年々、疲れがたまりやすく、朝、起きられなくなってきた……。そんな人は、帰宅後の過ごし方を見直してみましょう。
帰宅後、疲れをとる最も効果的な方法は?
「1日中営業で歩き回ってくたくた」「会食で得意先に気を使ってくたびれた」……。心身ともに疲れて帰宅すると、睡眠時間を少しでも多くとりたいがために、お風呂はシャワーですませたり、朝、出がけにシャワーを浴びるだけ、という方もいらっしゃるかもしれません。

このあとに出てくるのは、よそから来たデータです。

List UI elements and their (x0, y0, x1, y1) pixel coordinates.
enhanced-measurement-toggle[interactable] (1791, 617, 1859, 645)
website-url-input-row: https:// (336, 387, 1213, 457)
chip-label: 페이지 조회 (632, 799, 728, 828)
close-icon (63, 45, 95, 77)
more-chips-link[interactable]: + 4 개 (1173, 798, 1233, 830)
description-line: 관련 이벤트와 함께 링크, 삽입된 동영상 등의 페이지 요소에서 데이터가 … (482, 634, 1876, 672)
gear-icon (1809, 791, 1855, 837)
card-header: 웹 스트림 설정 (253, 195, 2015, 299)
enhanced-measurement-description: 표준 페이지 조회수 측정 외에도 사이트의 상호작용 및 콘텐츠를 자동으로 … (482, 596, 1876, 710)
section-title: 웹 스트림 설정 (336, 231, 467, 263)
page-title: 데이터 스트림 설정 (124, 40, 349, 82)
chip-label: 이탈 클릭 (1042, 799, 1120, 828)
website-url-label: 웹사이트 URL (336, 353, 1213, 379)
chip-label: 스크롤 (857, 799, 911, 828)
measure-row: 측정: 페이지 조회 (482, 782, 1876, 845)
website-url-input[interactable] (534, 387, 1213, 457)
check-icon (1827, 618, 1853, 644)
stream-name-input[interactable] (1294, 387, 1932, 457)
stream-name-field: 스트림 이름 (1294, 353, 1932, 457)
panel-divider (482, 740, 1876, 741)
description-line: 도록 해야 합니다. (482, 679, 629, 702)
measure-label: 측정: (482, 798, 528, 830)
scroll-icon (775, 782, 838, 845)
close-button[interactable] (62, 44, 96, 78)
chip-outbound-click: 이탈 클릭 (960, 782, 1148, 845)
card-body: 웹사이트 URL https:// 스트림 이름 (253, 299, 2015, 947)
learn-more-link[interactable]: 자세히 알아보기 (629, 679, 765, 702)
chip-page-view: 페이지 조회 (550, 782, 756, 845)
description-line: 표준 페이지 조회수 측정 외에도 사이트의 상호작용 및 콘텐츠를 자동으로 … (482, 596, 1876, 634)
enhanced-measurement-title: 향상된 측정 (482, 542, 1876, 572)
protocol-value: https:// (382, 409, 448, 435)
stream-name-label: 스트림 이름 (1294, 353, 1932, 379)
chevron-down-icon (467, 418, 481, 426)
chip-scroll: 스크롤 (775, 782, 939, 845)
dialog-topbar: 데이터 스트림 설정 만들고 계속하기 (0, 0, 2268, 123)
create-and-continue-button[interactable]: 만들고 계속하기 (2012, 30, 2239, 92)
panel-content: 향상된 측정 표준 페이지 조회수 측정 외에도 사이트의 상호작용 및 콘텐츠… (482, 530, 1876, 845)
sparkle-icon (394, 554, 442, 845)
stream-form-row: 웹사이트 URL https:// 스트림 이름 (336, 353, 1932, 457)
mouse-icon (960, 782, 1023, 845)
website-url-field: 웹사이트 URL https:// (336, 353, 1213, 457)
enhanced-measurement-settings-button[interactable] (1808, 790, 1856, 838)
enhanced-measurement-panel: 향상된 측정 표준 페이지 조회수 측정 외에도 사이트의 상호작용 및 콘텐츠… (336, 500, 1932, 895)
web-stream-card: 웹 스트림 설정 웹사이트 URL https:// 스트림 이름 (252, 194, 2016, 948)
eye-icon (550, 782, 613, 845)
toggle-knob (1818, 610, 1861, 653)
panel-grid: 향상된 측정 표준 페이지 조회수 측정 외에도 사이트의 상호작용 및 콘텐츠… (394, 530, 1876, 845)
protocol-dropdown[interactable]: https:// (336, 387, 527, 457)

私が入浴剤メーカーに勤務しているから言うわけではありませんが、疲労を回復させたいなら、睡眠時間を削ってでも、夜は湯船につかったほうがいい。理由は後述しますが、シャワーだけでは疲れはとれません。特に出張やゴルフなどでハードな1日を過ごしたときほど、入浴は絶対。ゴルフ場にもお風呂はありますから、短時間でもつかってください。
とはいえ、実は、入浴だけでとれるのは精神的な疲れだけ。肉体的な疲れは良質な睡眠がないと解消できません。言ってみれば、入浴は「良質な睡眠のための準備の場所」なのです。ビジネスと同じで、この準備なくしてよい結果はありえません。
そもそも人間の体に体内時計があるように、体温にもリズムがあります。体温は朝の4~5時がいちばん低く、時間の経過とともに上がっていき、18~20時にピークを迎えます。それからだんだんと下がっていきますが、体温をスムーズに下げることで深い眠りが得られます。
睡眠にはレム睡眠とノンレム睡眠の2種類があることは、ご存じの方も多いでしょう。レム睡眠はRapid Eye Movementの略で、「眼球がちらちら動いている睡眠」という意。眠りが浅く、このレム睡眠中に寝返りをうったり、夢を見たりします。ノンレム睡眠はその逆で、「体も脳も休み、ぐっすりと深く眠っている」状態。ノンレム睡眠とレム睡眠のサイクルは約90分で、眠っている間中、繰り返されます。
「疲労=壊れた細胞」を修復し、活性化させる成長ホルモンが多く分泌するのは、最初の2サイクル(180分)。つまり、疲労回復のゴールデンタイムは、「成長ホルモンが多く分泌される、最初の3時間」なのです。そして、成長ホルモンをしっかり分泌させれば、翌日に疲れを持ち越さなくてすむわけです。
ではなぜ夜に湯船につかる必要があるのか。湯船につかると血行がよくなり体温が上がります。血管も拡張しているので、熱放散しやすくなり、スムーズに体温を下げることができます。